La coalition de droite a obtenu 44 % des voix lors des élections générales italiennes du 25 septembre, dont 26 % pour le seul parti d’extrême droite Fratelli d’Italia. Comment expliquer pareil succès du parti de Giorgia Meloni et le recul des sortants ? Quelle sera la politique du nouveau gouvernement ? Pour répondre à ces questions, Voix de l’Hexagone a interrogé Ludmila Acone, historienne spécialiste de l’Italie et chercheuse associée à l’Université Paris I Panthéon-Sorbonne.
Propos recueillis par Ella Micheletti.
Voix de l’Hexagone : Conformément aux pronostics, la coalition de droite remporte largement ces élections, rassemblant au total environ 44 % des suffrages. Quels ont été les facteurs qui ont conduit à ces résultats ?

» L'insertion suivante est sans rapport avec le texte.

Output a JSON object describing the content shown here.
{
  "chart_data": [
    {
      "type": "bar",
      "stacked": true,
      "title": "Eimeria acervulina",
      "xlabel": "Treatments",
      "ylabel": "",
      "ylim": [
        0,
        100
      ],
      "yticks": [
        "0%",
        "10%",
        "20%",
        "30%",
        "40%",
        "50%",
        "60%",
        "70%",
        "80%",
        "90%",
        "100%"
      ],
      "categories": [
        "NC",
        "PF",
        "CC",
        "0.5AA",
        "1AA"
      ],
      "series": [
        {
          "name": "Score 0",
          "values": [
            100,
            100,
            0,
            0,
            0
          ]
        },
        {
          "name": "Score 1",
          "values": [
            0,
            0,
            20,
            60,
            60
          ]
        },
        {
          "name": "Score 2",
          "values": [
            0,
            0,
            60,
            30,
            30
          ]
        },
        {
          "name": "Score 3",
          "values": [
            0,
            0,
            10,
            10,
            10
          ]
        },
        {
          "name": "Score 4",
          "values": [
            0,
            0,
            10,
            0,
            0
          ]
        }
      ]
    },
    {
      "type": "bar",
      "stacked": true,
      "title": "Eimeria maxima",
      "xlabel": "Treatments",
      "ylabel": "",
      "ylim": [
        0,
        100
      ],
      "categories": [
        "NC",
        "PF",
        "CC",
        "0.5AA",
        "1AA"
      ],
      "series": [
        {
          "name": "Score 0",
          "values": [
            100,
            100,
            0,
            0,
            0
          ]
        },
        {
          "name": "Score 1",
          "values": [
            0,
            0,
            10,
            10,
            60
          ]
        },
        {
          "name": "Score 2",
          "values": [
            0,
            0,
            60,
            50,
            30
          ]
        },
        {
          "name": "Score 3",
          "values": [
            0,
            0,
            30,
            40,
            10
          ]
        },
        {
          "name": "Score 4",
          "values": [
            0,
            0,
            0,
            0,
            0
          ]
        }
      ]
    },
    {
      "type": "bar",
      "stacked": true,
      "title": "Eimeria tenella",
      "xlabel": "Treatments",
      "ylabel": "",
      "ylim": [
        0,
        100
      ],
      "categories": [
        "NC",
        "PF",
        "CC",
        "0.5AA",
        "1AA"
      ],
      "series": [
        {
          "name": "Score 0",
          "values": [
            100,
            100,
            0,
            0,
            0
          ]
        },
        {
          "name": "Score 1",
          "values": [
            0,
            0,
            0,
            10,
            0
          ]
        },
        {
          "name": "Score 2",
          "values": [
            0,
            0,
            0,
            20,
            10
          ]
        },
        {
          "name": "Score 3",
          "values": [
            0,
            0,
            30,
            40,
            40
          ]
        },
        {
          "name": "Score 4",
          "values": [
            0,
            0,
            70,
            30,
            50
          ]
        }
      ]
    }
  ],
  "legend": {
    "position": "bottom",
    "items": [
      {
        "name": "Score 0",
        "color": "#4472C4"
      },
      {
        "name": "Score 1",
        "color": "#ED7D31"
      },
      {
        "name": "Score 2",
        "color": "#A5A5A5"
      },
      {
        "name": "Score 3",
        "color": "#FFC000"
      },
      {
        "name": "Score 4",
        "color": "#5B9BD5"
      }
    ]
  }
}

Ludmila Acone : Certainement la déception des électeurs et leur volonté de changement unies à la crise économique et sociale… En réalité, cette coalition n’est pas une nouveauté car ses membres ont participé au pouvoir depuis le premier gouvernement Berlusconi en 1994. Cette fois-ci, c’est le parti postfasciste Fratelli d’Italia (FdI) qui a obtenu la majorité au sein de la coalition. Il a sans doute bénéficié du fait d‘avoir été le seul parti d’opposition au gouvernement Draghi, formé en février 2021. À cet égard, certains italiens peuvent dire que « ce sont les seuls que l’on n’a pas essayé » et qui donc n’ont pas déçu.
VdH : FdI arrive donc en tête (26 %) et devrait dominer la coalition. À quelle politique peut-on s’attendre de la part d’un probable gouvernement dirigé par Giorgia Meloni ?

L. A. : FdI doit d’abord s’entendre avec les autres partis de la coalition de droite dont les positions sont différentes en matière de politiques étrangères, européenne, énergétique et sociale. Le nouveau gouvernement devra adopter très vite la loi de finance et répondre rapidement à l’urgence liée au pouvoir d’achat. Le risque de tension sociale est grand ! Reste la question de l’entente avec les partenaires européens et la Commission européenne. On évoquait dans la presse un pacte Draghi/Meloni qui aurait impliquer que la nouvelle coalition reste dans le cadre fixé par le gouvernement Draghi et la Commission européenne, au risque pour FdI et la coalition de droite de ne pouvoir appliquer son programme. Néanmoins, Mario Draghi a finalement démenti tout accord secret.
VdH : Qu’est-ce qui explique la contre-performance du Movimento Cinque Stelle (M5S), qui avait été le grand vainqueur des élections de 2018 ?
L. A. : En réalité, le M5S est considéré par les observateurs comme le deuxième gagnant de ce scrutin. Certes, il a réduit son score de moitié par rapport à 2018, mais il était donné en dessous de la barre des 10 % dans les sondages avant la chute du gouvernement Draghi et après la scission organisée par son ancien leader Luigi Di Maio.
Retourné dans l’opposition, critique du bilan du gouvernement Draghi, le M5S, sous l’impulsion de l’ancien président du Conseil Giuseppe Conte, a obtenu un score supérieur à 15 %. Il est donc aujourd’hui le troisième parti italien. Le M5S s’est installé durablement dans le Sud où il est arrivé en tête de tous les partis dans six régions.
« Selon le leader du parti Azione, Carlo Calenda, le gouvernement Meloni pourrait ne pas tenir plus de 6 mois ! »
Ce succès, relatif, s’est bâti sur un programme social, défendant le revenu citoyen (l’équivalent du RSA) et l’adoption d’un salaire minimum. En quelque sorte, le M5S a assumé le rôle qui aurait dû être celui du centre-gauche et du Parti démocrate (PD).
VdH : Au vu des résultats, une autre combinaison gouvernementale serait-elle possible ? Pourrait-on voir, par exemple, l’alliance de gauche s’associer au M5S et aux libéraux d’Azione pour former une majorité ?
L. A. : D’abord, M5S, le PD, Azione, en ajoutant également la petite formation Vert-Gauche italienne, n’atteignent pas la majorité leur permettant, à eux seuls, de proposer une alternative de gouvernement. Ensuite, il faut rappeler que des négociations sont en cours. Par exemple, le PD a convoqué un congrès et tente de se repositionner. À l’issue de ce congrès, nous saurons si une alliance M5S/PD est envisageable. Il semble qu’on s’achemine vers cette solution. Azione, pour l’heure, tente de définir une position constructive et de soutien au cas par cas au gouvernement à venir. Mais selon son leader, Carlo Calenda, le gouvernement Meloni pourrait ne pas tenir plus de 6 mois ! Les échéances immédiates, la crise énergétique et la situation internationale détermineront l’issue de ces négociations ainsi que la longévité du prochain gouvernement de droite.